Destaca-se que o relatório final do GT de Saúde ainda não foi disponibilizado pelo Gabinete, o que deverá ocorrer somente a partir da próxima semana. Não obstante, é possível afirmar que as primeiras semanas de dezembro exerceram papel crucial nas negociações para a formação das equipes ministeriais do próximo governo, demonstrado pela nomeação ou anúncio de parte dos futuros ministros desde a última semana.

É importante ressaltar que a redução do número de casos e óbitos pela Covid-19 no país, a ampliação do desenvolvimento de vacinas contra a doença e o avanço da cobertura vacinal desde o início da pandemia favorecem o cenário de continuidade na retomada das atividades econômicas do país e, por conseguinte, de temas setoriais estratégicos.
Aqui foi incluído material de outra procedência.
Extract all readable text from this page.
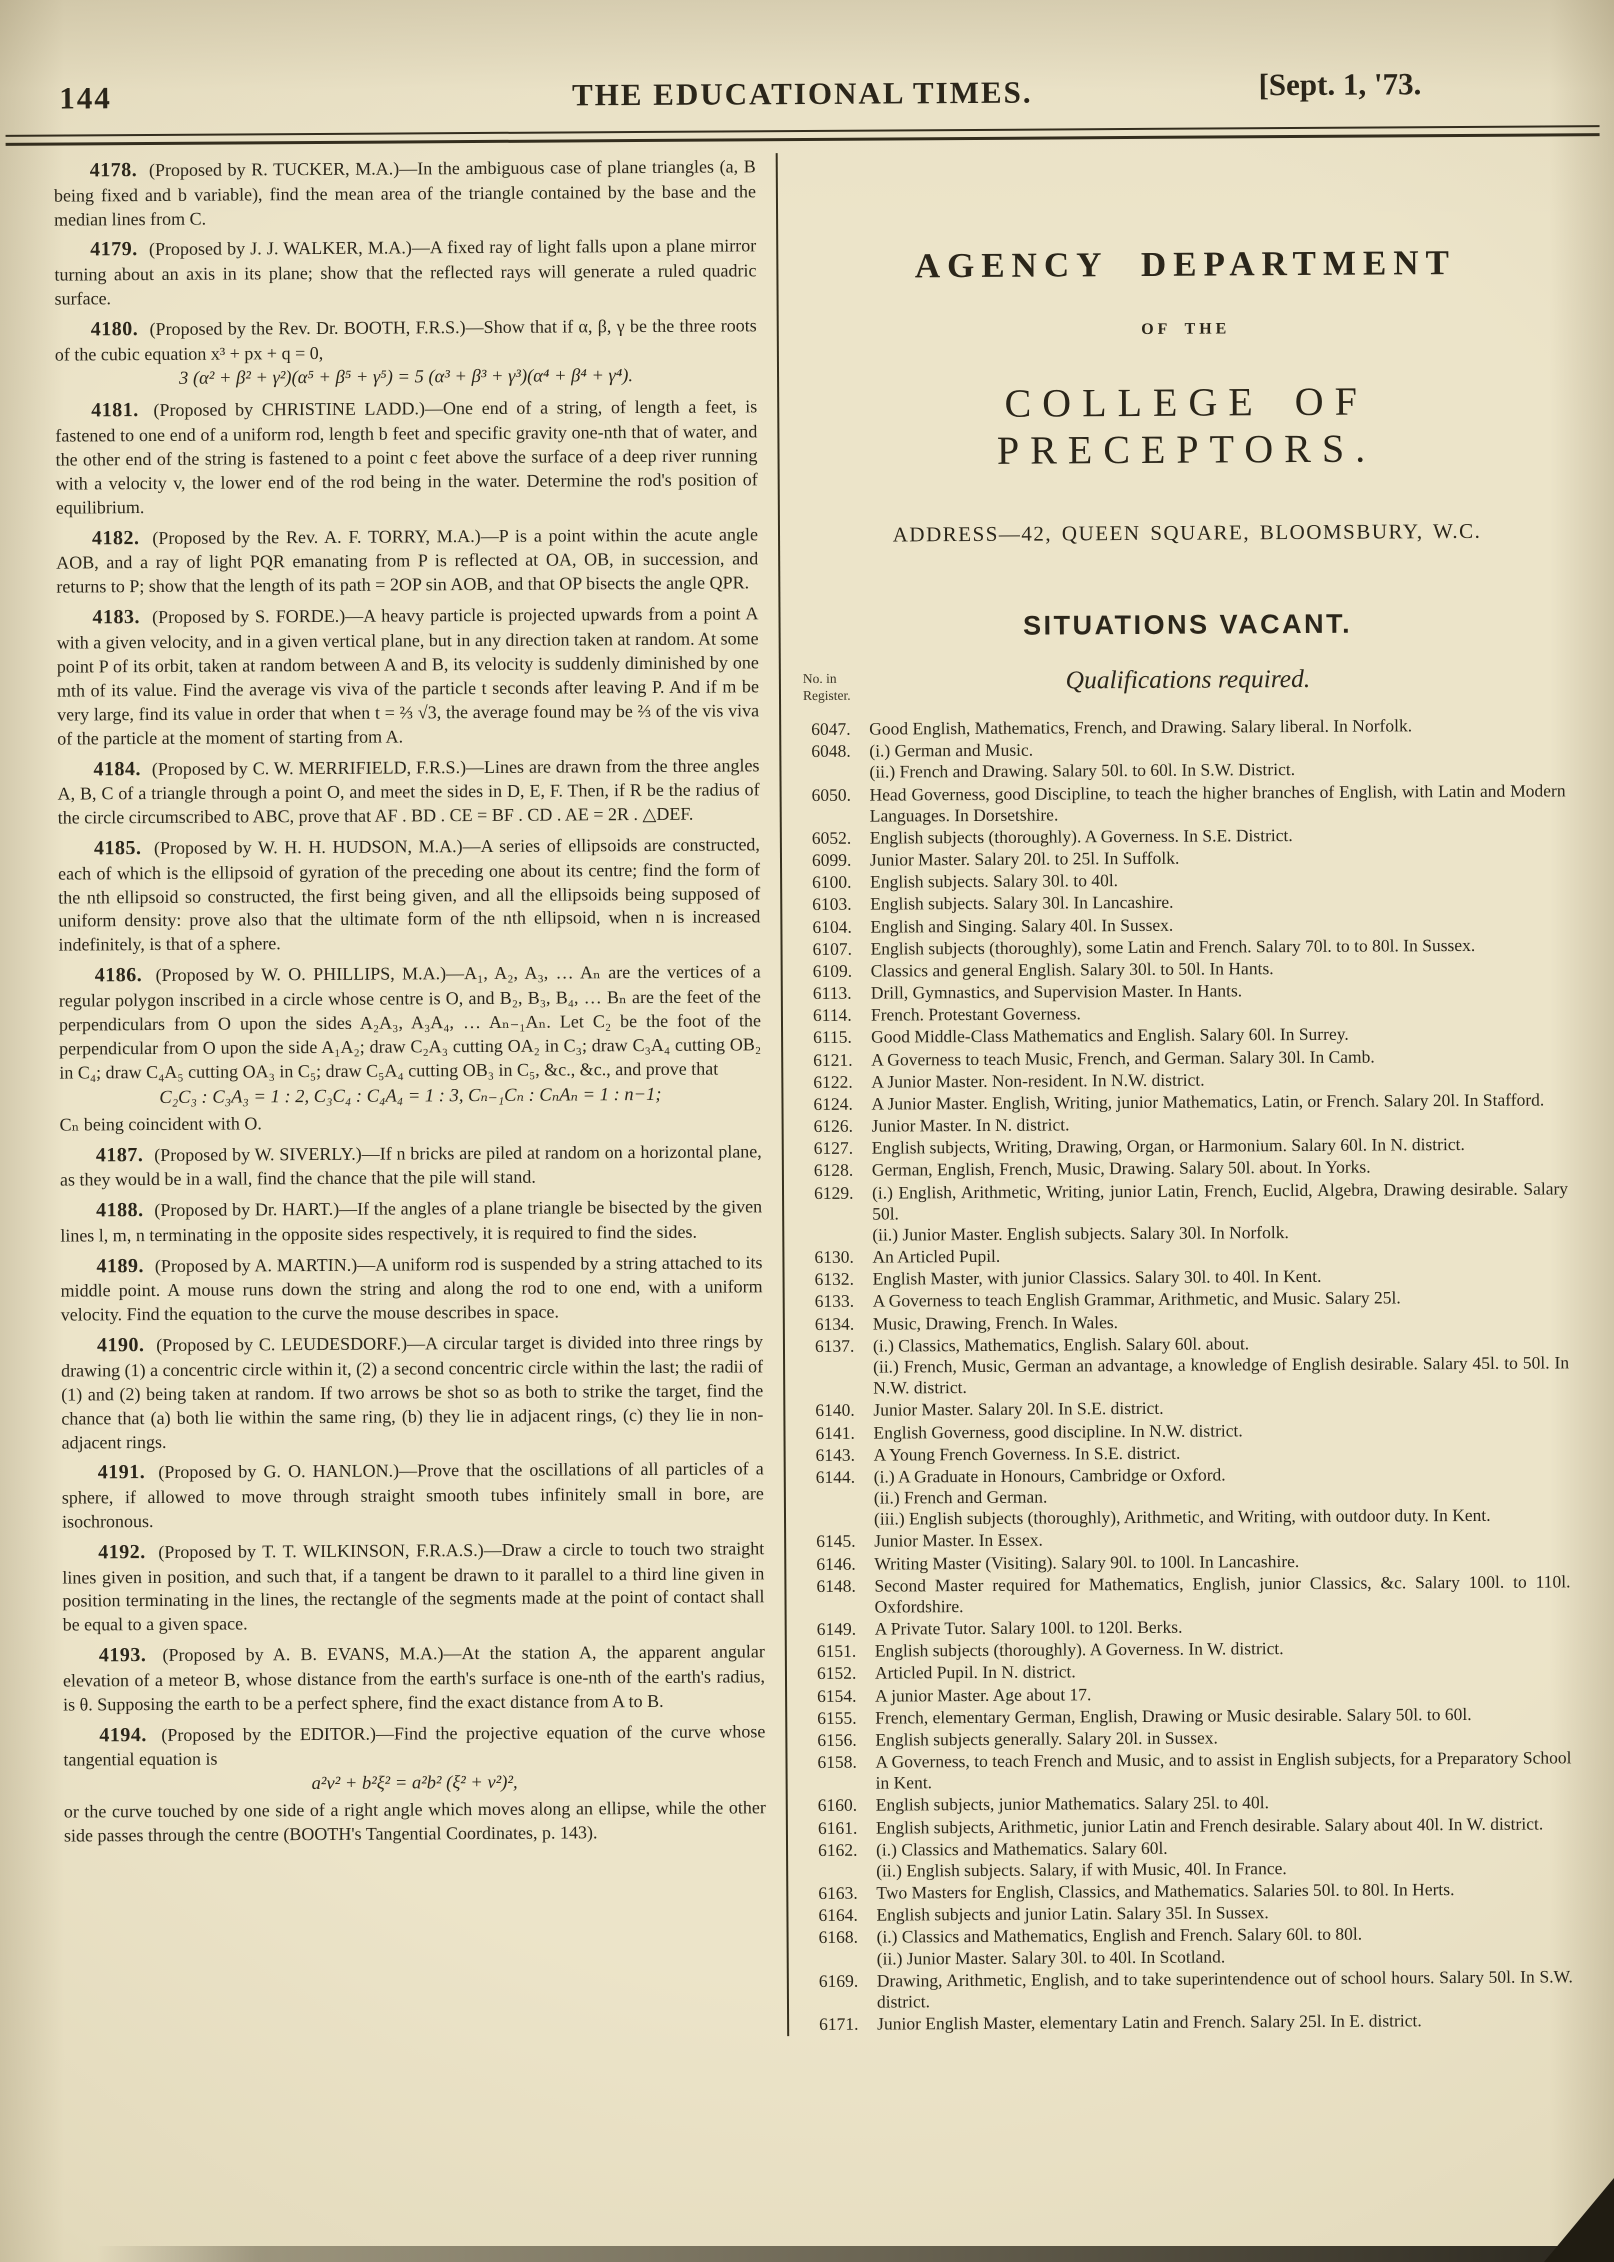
144	THE EDUCATIONAL TIMES.	[Sept. 1, '73.

4178. (Proposed by R. TUCKER, M.A.)—In the ambiguous case of plane triangles (a, B being fixed and b variable), find the mean area of the triangle contained by the base and the median lines from C.

4179. (Proposed by J. J. WALKER, M.A.)—A fixed ray of light falls upon a plane mirror turning about an axis in its plane; show that the reflected rays will generate a ruled quadric surface.

4180. (Proposed by the Rev. Dr. BOOTH, F.R.S.)—Show that if α, β, γ be the three roots of the cubic equation x³ + px + q = 0,

3 (α² + β² + γ²)(α⁵ + β⁵ + γ⁵) = 5 (α³ + β³ + γ³)(α⁴ + β⁴ + γ⁴).

4181. (Proposed by CHRISTINE LADD.)—One end of a string, of length a feet, is fastened to one end of a uniform rod, length b feet and specific gravity one-nth that of water, and the other end of the string is fastened to a point c feet above the surface of a deep river running with a velocity v, the lower end of the rod being in the water. Determine the rod's position of equilibrium.

4182. (Proposed by the Rev. A. F. TORRY, M.A.)—P is a point within the acute angle AOB, and a ray of light PQR emanating from P is reflected at OA, OB, in succession, and returns to P; show that the length of its path = 2OP sin AOB, and that OP bisects the angle QPR.

4183. (Proposed by S. FORDE.)—A heavy particle is projected upwards from a point A with a given velocity, and in a given vertical plane, but in any direction taken at random. At some point P of its orbit, taken at random between A and B, its velocity is suddenly diminished by one mth of its value. Find the average vis viva of the particle t seconds after leaving P. And if m be very large, find its value in order that when t = ⅔ √3, the average found may be ⅔ of the vis viva of the particle at the moment of starting from A.

4184. (Proposed by C. W. MERRIFIELD, F.R.S.)—Lines are drawn from the three angles A, B, C of a triangle through a point O, and meet the sides in D, E, F. Then, if R be the radius of the circle circumscribed to ABC, prove that AF . BD . CE = BF . CD . AE = 2R . △DEF.

4185. (Proposed by W. H. H. HUDSON, M.A.)—A series of ellipsoids are constructed, each of which is the ellipsoid of gyration of the preceding one about its centre; find the form of the nth ellipsoid so constructed, the first being given, and all the ellipsoids being supposed of uniform density: prove also that the ultimate form of the nth ellipsoid, when n is increased indefinitely, is that of a sphere.

4186. (Proposed by W. O. PHILLIPS, M.A.)—A₁, A₂, A₃, … Aₙ are the vertices of a regular polygon inscribed in a circle whose centre is O, and B₂, B₃, B₄, … Bₙ are the feet of the perpendiculars from O upon the sides A₂A₃, A₃A₄, … Aₙ₋₁Aₙ. Let C₂ be the foot of the perpendicular from O upon the side A₁A₂; draw C₂A₃ cutting OA₂ in C₃; draw C₃A₄ cutting OB₂ in C₄; draw C₄A₅ cutting OA₃ in C₅; draw C₅A₄ cutting OB₃ in C₅, &c., &c., and prove that

C₂C₃ : C₃A₃ = 1 : 2, C₃C₄ : C₄A₄ = 1 : 3, Cₙ₋₁Cₙ : CₙAₙ = 1 : n−1;

Cₙ being coincident with O.

4187. (Proposed by W. SIVERLY.)—If n bricks are piled at random on a horizontal plane, as they would be in a wall, find the chance that the pile will stand.

4188. (Proposed by Dr. HART.)—If the angles of a plane triangle be bisected by the given lines l, m, n terminating in the opposite sides respectively, it is required to find the sides.

4189. (Proposed by A. MARTIN.)—A uniform rod is suspended by a string attached to its middle point. A mouse runs down the string and along the rod to one end, with a uniform velocity. Find the equation to the curve the mouse describes in space.

4190. (Proposed by C. LEUDESDORF.)—A circular target is divided into three rings by drawing (1) a concentric circle within it, (2) a second concentric circle within the last; the radii of (1) and (2) being taken at random. If two arrows be shot so as both to strike the target, find the chance that (a) both lie within the same ring, (b) they lie in adjacent rings, (c) they lie in non-adjacent rings.

4191. (Proposed by G. O. HANLON.)—Prove that the oscillations of all particles of a sphere, if allowed to move through straight smooth tubes infinitely small in bore, are isochronous.

4192. (Proposed by T. T. WILKINSON, F.R.A.S.)—Draw a circle to touch two straight lines given in position, and such that, if a tangent be drawn to it parallel to a third line given in position terminating in the lines, the rectangle of the segments made at the point of contact shall be equal to a given space.

4193. (Proposed by A. B. EVANS, M.A.)—At the station A, the apparent angular elevation of a meteor B, whose distance from the earth's surface is one-nth of the earth's radius, is θ. Supposing the earth to be a perfect sphere, find the exact distance from A to B.

4194. (Proposed by the EDITOR.)—Find the projective equation of the curve whose tangential equation is

a²v² + b²ξ² = a²b² (ξ² + v²)²,

or the curve touched by one side of a right angle which moves along an ellipse, while the other side passes through the centre (BOOTH's Tangential Coordinates, p. 143).

AGENCY DEPARTMENT
OF THE
COLLEGE OF PRECEPTORS.
ADDRESS—42, QUEEN SQUARE, BLOOMSBURY, W.C.
SITUATIONS VACANT.
No. in
Register.
Qualifications required.
6047.	Good English, Mathematics, French, and Drawing. Salary liberal. In Norfolk.
6048.	(i.) German and Music.
(ii.) French and Drawing. Salary 50l. to 60l. In S.W. District.
6050.	Head Governess, good Discipline, to teach the higher branches of English, with Latin and Modern Languages. In Dorsetshire.
6052.	English subjects (thoroughly). A Governess. In S.E. District.
6099.	Junior Master. Salary 20l. to 25l. In Suffolk.
6100.	English subjects. Salary 30l. to 40l.
6103.	English subjects. Salary 30l. In Lancashire.
6104.	English and Singing. Salary 40l. In Sussex.
6107.	English subjects (thoroughly), some Latin and French. Salary 70l. to to 80l. In Sussex.
6109.	Classics and general English. Salary 30l. to 50l. In Hants.
6113.	Drill, Gymnastics, and Supervision Master. In Hants.
6114.	French. Protestant Governess.
6115.	Good Middle-Class Mathematics and English. Salary 60l. In Surrey.
6121.	A Governess to teach Music, French, and German. Salary 30l. In Camb.
6122.	A Junior Master. Non-resident. In N.W. district.
6124.	A Junior Master. English, Writing, junior Mathematics, Latin, or French. Salary 20l. In Stafford.
6126.	Junior Master. In N. district.
6127.	English subjects, Writing, Drawing, Organ, or Harmonium. Salary 60l. In N. district.
6128.	German, English, French, Music, Drawing. Salary 50l. about. In Yorks.
6129.	(i.) English, Arithmetic, Writing, junior Latin, French, Euclid, Algebra, Drawing desirable. Salary 50l.
(ii.) Junior Master. English subjects. Salary 30l. In Norfolk.
6130.	An Articled Pupil.
6132.	English Master, with junior Classics. Salary 30l. to 40l. In Kent.
6133.	A Governess to teach English Grammar, Arithmetic, and Music. Salary 25l.
6134.	Music, Drawing, French. In Wales.
6137.	(i.) Classics, Mathematics, English. Salary 60l. about.
(ii.) French, Music, German an advantage, a knowledge of English desirable. Salary 45l. to 50l. In N.W. district.
6140.	Junior Master. Salary 20l. In S.E. district.
6141.	English Governess, good discipline. In N.W. district.
6143.	A Young French Governess. In S.E. district.
6144.	(i.) A Graduate in Honours, Cambridge or Oxford.
(ii.) French and German.
(iii.) English subjects (thoroughly), Arithmetic, and Writing, with outdoor duty. In Kent.
6145.	Junior Master. In Essex.
6146.	Writing Master (Visiting). Salary 90l. to 100l. In Lancashire.
6148.	Second Master required for Mathematics, English, junior Classics, &c. Salary 100l. to 110l. Oxfordshire.
6149.	A Private Tutor. Salary 100l. to 120l. Berks.
6151.	English subjects (thoroughly). A Governess. In W. district.
6152.	Articled Pupil. In N. district.
6154.	A junior Master. Age about 17.
6155.	French, elementary German, English, Drawing or Music desirable. Salary 50l. to 60l.
6156.	English subjects generally. Salary 20l. in Sussex.
6158.	A Governess, to teach French and Music, and to assist in English subjects, for a Preparatory School in Kent.
6160.	English subjects, junior Mathematics. Salary 25l. to 40l.
6161.	English subjects, Arithmetic, junior Latin and French desirable. Salary about 40l. In W. district.
6162.	(i.) Classics and Mathematics. Salary 60l.
(ii.) English subjects. Salary, if with Music, 40l. In France.
6163.	Two Masters for English, Classics, and Mathematics. Salaries 50l. to 80l. In Herts.
6164.	English subjects and junior Latin. Salary 35l. In Sussex.
6168.	(i.) Classics and Mathematics, English and French. Salary 60l. to 80l.
(ii.) Junior Master. Salary 30l. to 40l. In Scotland.
6169.	Drawing, Arithmetic, English, and to take superintendence out of school hours. Salary 50l. In S.W. district.
6171.	Junior English Master, elementary Latin and French. Salary 25l. In E. district.
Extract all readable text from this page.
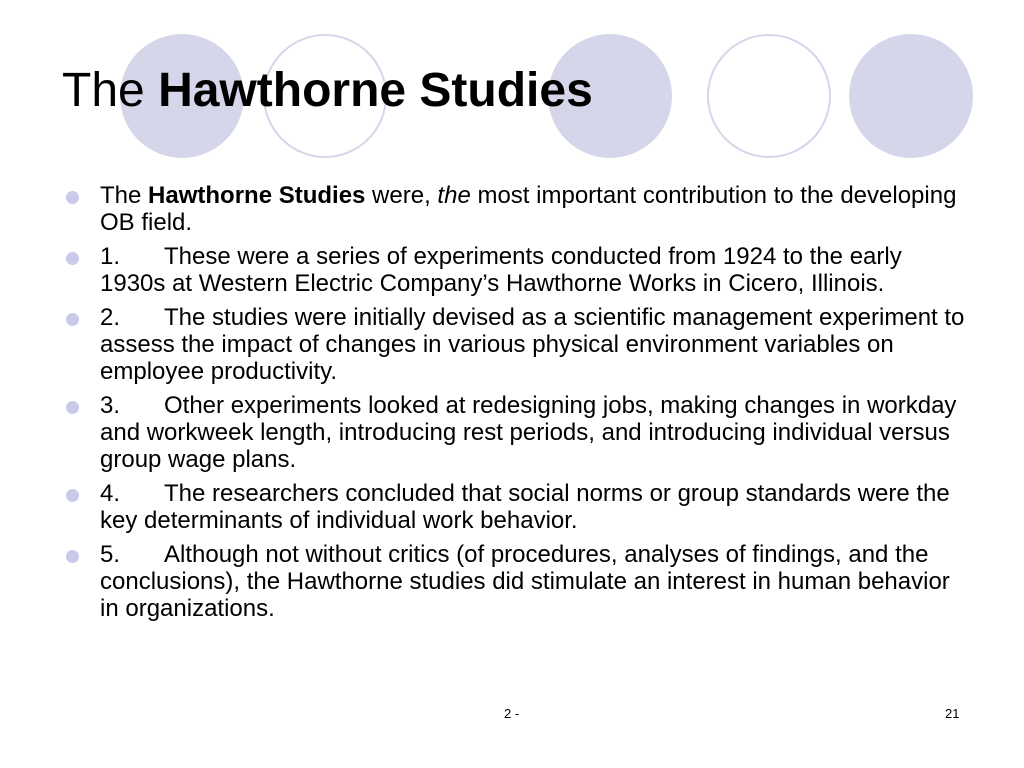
The Hawthorne Studies
The Hawthorne Studies were, the most important contribution to the developing OB field.
1. These were a series of experiments conducted from 1924 to the early 1930s at Western Electric Company’s Hawthorne Works in Cicero, Illinois.
2. The studies were initially devised as a scientific management experiment to assess the impact of changes in various physical environment variables on employee productivity.
3. Other experiments looked at redesigning jobs, making changes in workday and workweek length, introducing rest periods, and introducing individual versus group wage plans.
4. The researchers concluded that social norms or group standards were the key determinants of individual work behavior.
5. Although not without critics (of procedures, analyses of findings, and the conclusions), the Hawthorne studies did stimulate an interest in human behavior in organizations.
2 -	21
Apesar disso, o MS deverá seguir como uma das pastas mais relevantes do Executivo, com papel estratégico para a redução de custos, a avaliação do governo e a inserção internacional do país na próxima gestão.

No contexto da saúde, durante o período de funcionamento do GT de Saúde, o ex-ministro Arthur Chioro foi apontado como a principal escolha para o comando do MS, dada a sua antiga relação com o PT, seu caráter sanitarista e sua liderança em debates afetos ao setor. Contudo, desde a última semana, a atual presidente da Fundação Oswaldo Cruz (Fiocruz), Nísia Trindade, superou Chioro nas especulações e sua nomeação para o cargo já tem sido dada como certa por contatos próximos ao Gabinete de Transição.

Se confirmada, a ascensão de Trindade ao cargo deverá favorecer a continuidade da orientação sanitarista apoiada pelo PT, bem como as retóricas da reconstrução do PNI nos moldes anteriores e do fortalecimento da indústria nacional de saúde, com foco no interesse nacional. Para além disso, a decisão poderia arrefecer as críticas e cobranças recebidas por Lula quanto à participação feminina no alto escalão de pastas estratégicas para o governo.

As informações dessa seção serão atualizadas toda quinta-feira. A última atualização foi realizada em 15/12.